By the amount spent, overall development assistance increased in 2014. But in real terms it fell by 0.5 percent and less of that money went to the world’s least-developed countries than the year prior, shows the data released by the Organisation for Economic Co-operation and Development (OECD) this week. With development assistance making up more than two-thirds of external finance for the world’s poorest countries, cuts by donors matter a lot.
“Alarm bells should be ringing at this shocking drop in aid going to those that need it most,” said Adrian Lovett, ONE Campaign’s Europe Executive Director, in a statement. “When G7 leaders gather in June in Bavaria and when the world’s finance ministers meet in Addis Ababa in July, they must commit to prioritise the poorest countries and the poorest people, particularly girls and women.”
The 28 countries and the EU that make up the OECD’s Development Assistance Committee (DAC) slightly upped their total development assistance from $135.1 billion in 2013 to $135.2 billion in 2014. When taking in things like inflation and currency changes, the value actually fell.
The news is being spun as good by some given the fact that leading economies are still financial under stress and have seen expenditures on foreign aid scrutinized. But looking a bit closer at the findings shows a less-than-promising story.
The amount of bilateral aid (development assistance given by donors directly to recipient countries) for countries classified as least-developed came in at $25 billion, a decline of 16 percent in real terms. Part of the reason is a change of rules for determining official development assistance (ODA). After coming under criticism in recent years, DAC decided to more strictly define what counts as ODA.
So, the debt relief provided to Myanmar in 2013 counted towards ODA totals in that year, but would not have if it occurred in 2014. That alone accounts for half of the decrease, but there is still an 8% decline to least-developed countries that is concerning.
“ODA remains crucial for the poorest countries and we must reverse the trend of declining aid to the least-developed countries. OECD ministers recently committed to provide more development assistance to the countries most in need. Now we must make sure we deliver on that commitment,” said DAC Chair Erik Solheim, in a press release.
A further example is that 15 of the DAC members decreased their development assistance and 13 increased their total.
Both Australia and Canada were a part of the group that spent less, a reflection of the decision by both countries to shutter their aid agencies and place the work under the auspices of their foreign ministries.

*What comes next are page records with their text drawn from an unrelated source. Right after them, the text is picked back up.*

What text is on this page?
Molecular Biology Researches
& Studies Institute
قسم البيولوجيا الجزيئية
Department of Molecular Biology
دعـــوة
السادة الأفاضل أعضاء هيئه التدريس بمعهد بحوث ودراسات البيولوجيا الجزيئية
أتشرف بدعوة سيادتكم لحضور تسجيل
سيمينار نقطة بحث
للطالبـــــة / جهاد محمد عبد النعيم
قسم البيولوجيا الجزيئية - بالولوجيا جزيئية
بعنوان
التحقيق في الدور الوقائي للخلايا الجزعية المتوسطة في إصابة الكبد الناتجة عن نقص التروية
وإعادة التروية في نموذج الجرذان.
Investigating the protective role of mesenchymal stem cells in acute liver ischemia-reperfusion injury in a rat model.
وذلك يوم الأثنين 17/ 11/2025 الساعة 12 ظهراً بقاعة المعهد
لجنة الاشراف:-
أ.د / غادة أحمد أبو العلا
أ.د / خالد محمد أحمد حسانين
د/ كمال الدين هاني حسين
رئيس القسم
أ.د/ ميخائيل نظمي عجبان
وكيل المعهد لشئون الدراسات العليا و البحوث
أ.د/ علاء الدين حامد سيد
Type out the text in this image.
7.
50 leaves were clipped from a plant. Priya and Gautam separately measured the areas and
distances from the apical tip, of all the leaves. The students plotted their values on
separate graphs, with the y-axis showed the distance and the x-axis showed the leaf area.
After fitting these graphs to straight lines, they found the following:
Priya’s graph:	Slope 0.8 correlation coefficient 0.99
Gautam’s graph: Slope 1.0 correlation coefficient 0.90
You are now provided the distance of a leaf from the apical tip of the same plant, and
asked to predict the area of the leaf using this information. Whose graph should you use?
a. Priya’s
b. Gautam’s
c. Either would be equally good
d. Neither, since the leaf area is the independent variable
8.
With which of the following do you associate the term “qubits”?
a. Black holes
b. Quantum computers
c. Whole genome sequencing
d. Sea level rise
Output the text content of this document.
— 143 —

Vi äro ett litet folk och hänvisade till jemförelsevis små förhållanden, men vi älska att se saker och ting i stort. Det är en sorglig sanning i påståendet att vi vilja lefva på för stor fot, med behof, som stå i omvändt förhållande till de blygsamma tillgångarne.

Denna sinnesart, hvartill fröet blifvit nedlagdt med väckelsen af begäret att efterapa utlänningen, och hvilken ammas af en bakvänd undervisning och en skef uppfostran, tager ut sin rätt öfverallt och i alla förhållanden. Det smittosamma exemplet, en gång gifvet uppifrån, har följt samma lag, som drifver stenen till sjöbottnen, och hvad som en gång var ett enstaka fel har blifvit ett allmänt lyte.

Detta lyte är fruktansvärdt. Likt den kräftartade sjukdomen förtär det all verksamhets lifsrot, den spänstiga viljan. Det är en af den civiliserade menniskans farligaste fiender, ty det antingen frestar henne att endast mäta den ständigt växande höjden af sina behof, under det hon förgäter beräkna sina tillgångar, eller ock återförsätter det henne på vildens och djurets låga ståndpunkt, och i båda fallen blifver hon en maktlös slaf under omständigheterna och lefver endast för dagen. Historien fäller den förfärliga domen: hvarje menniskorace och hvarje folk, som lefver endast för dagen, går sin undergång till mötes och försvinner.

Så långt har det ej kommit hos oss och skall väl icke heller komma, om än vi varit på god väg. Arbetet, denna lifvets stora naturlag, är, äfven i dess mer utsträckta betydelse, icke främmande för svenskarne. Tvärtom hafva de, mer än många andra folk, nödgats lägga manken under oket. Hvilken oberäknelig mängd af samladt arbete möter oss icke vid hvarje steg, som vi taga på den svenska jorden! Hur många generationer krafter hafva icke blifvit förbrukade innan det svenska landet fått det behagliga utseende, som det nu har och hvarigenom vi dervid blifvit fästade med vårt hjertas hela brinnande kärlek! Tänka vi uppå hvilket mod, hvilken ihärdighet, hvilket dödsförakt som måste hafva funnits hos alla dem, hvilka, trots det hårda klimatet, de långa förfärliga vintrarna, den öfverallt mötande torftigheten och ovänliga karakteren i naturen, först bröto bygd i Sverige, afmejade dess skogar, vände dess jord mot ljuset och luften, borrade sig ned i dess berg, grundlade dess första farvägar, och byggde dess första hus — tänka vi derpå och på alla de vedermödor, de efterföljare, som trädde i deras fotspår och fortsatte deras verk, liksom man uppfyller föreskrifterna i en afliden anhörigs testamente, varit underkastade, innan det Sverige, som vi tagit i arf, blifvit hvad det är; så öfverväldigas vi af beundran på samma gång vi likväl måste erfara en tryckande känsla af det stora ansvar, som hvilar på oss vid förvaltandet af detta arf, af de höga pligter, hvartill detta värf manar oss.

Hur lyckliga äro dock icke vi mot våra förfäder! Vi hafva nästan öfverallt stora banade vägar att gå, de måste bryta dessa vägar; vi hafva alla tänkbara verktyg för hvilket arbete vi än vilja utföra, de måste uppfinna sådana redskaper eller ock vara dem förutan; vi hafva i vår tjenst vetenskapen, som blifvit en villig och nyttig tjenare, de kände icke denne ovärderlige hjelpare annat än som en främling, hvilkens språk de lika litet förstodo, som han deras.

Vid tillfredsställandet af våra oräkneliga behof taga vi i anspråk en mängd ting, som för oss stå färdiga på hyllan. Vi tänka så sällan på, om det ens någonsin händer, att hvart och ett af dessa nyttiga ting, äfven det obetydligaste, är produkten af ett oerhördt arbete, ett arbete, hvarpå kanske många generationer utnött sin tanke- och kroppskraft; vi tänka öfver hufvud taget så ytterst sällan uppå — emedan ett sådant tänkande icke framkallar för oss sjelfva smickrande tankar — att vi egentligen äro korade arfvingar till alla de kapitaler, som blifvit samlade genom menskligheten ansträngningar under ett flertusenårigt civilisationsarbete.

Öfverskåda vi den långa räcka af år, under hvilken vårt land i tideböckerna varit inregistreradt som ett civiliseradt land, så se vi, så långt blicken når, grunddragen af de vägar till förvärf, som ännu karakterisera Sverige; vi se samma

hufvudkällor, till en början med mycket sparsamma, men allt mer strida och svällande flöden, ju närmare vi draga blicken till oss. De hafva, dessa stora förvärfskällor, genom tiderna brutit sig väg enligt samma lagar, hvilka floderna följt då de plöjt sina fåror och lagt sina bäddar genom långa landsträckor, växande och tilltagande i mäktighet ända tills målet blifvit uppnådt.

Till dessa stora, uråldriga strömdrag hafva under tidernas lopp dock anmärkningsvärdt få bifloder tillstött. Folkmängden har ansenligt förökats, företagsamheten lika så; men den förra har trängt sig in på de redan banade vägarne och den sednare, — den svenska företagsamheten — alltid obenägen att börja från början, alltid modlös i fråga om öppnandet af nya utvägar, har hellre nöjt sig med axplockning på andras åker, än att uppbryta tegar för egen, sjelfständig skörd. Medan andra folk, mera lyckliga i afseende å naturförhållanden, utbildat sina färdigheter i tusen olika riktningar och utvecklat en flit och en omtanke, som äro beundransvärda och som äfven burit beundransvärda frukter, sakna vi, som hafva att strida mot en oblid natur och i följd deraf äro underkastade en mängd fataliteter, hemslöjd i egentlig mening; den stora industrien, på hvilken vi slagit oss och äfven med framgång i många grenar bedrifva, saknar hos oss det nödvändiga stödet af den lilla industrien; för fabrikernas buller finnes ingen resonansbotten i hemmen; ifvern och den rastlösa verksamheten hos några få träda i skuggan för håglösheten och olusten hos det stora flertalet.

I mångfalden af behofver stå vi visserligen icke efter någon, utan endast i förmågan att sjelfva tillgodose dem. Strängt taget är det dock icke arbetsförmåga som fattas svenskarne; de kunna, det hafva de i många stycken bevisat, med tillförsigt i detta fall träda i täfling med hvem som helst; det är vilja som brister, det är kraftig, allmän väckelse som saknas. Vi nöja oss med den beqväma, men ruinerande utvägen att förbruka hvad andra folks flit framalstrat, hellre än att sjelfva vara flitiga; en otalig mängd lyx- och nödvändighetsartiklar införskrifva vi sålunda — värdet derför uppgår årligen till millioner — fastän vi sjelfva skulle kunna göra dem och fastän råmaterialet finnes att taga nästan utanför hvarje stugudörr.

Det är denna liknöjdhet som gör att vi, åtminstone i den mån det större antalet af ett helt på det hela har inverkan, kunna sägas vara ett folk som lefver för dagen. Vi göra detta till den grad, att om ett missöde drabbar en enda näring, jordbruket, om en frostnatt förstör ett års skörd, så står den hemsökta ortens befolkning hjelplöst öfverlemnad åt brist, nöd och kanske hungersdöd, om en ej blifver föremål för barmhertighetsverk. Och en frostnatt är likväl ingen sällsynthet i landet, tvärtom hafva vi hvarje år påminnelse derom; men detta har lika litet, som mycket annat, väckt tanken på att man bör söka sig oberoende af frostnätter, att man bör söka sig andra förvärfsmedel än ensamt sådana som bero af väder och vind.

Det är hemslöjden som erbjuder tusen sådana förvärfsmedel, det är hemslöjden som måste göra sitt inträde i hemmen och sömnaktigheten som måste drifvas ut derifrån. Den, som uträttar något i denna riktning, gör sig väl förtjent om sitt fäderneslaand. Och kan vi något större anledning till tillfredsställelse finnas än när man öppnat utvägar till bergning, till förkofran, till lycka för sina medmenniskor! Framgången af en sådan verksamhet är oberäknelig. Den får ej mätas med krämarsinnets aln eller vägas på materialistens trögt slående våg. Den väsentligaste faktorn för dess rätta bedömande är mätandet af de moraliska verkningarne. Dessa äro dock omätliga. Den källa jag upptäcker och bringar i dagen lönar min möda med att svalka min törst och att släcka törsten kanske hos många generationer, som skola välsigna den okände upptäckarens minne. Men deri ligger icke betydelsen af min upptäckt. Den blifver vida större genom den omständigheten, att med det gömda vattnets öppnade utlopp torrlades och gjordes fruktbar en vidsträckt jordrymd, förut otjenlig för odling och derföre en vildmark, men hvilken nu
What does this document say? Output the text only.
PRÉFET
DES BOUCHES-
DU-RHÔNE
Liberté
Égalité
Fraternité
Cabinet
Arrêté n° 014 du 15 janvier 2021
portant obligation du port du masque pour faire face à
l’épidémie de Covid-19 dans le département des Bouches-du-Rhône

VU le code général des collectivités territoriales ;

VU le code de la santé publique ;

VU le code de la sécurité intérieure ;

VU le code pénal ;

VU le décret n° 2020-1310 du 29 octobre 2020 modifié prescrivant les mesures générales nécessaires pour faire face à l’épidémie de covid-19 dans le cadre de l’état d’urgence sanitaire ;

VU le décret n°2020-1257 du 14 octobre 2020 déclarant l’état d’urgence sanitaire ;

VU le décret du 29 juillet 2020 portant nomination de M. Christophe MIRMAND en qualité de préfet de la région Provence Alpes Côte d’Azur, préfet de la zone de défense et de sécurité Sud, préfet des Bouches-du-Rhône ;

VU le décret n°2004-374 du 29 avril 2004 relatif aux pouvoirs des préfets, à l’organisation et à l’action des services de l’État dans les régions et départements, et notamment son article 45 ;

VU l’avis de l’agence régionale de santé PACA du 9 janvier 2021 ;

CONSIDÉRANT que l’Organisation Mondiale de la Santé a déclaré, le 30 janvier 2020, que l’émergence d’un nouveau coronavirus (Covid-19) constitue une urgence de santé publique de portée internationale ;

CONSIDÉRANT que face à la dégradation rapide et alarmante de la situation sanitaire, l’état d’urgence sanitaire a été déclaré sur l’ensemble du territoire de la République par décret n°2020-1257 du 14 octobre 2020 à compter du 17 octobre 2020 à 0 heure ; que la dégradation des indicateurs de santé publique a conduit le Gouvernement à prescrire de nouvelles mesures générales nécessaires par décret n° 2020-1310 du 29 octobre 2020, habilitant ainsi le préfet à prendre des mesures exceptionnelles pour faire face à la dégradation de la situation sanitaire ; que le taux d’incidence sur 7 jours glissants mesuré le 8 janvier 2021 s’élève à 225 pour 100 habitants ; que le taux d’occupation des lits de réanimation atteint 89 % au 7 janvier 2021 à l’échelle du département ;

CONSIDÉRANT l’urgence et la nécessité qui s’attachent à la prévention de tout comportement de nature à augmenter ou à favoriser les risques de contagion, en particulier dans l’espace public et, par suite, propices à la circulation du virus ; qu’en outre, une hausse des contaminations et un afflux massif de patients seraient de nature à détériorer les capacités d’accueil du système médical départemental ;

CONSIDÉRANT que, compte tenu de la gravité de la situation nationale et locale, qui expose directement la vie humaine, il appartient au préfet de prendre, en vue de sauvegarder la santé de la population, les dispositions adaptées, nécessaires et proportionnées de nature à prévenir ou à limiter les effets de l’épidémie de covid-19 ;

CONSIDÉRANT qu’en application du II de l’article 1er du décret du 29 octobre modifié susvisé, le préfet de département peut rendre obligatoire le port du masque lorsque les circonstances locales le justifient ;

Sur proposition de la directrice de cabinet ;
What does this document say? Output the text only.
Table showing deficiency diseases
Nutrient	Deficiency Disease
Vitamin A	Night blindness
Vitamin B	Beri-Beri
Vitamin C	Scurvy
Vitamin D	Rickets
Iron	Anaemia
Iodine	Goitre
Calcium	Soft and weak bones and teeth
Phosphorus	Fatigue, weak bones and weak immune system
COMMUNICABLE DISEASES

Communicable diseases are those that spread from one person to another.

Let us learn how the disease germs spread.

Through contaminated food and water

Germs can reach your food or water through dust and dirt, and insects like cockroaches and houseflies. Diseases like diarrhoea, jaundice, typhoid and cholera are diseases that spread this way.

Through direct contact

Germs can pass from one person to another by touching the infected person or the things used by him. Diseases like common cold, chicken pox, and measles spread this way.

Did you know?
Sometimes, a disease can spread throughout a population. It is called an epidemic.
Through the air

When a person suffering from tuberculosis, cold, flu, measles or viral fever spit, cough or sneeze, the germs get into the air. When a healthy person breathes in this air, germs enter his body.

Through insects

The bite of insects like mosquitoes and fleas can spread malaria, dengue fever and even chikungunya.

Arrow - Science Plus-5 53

Economic woes hit foreign assistance budgets in Japan, Spain and Portugal.
Oxfam’s Senior Policy Advisor Claire Godfrey called out the performance of a few countries, including the U.S.
“This picture would be a lot worse if it were not for the leadership of a handful of countries such as the UK and Denmark, masking the poor performance of the majority. Wealthy countries, such as France, the US and Australia, have failed to uphold their commitments to the world’s most vulnerable people,” she said.
Five countries crossed the U.N. target of spending 0.7 percent of gross national income on development assistance – Denmark, Luxembourg, Norway, Sweden and the UK. Though they were handily beat by emerging donor and non-DAC member the United Arab Emirates. The country spent 1.17 percent of its GNI on foreign assistance in 2014.
The OECD sees itself as a place to encourage not only more development spending, but a better targeted distribution.
“Our challenge as we finalize post-2015 development goals this year this year will be to find ways to get more of this aid to the countries that need it most and to ensure we are getting as much as we can out of every dollar spent,” said OECD Secretary-General Angel Gurría in a statement.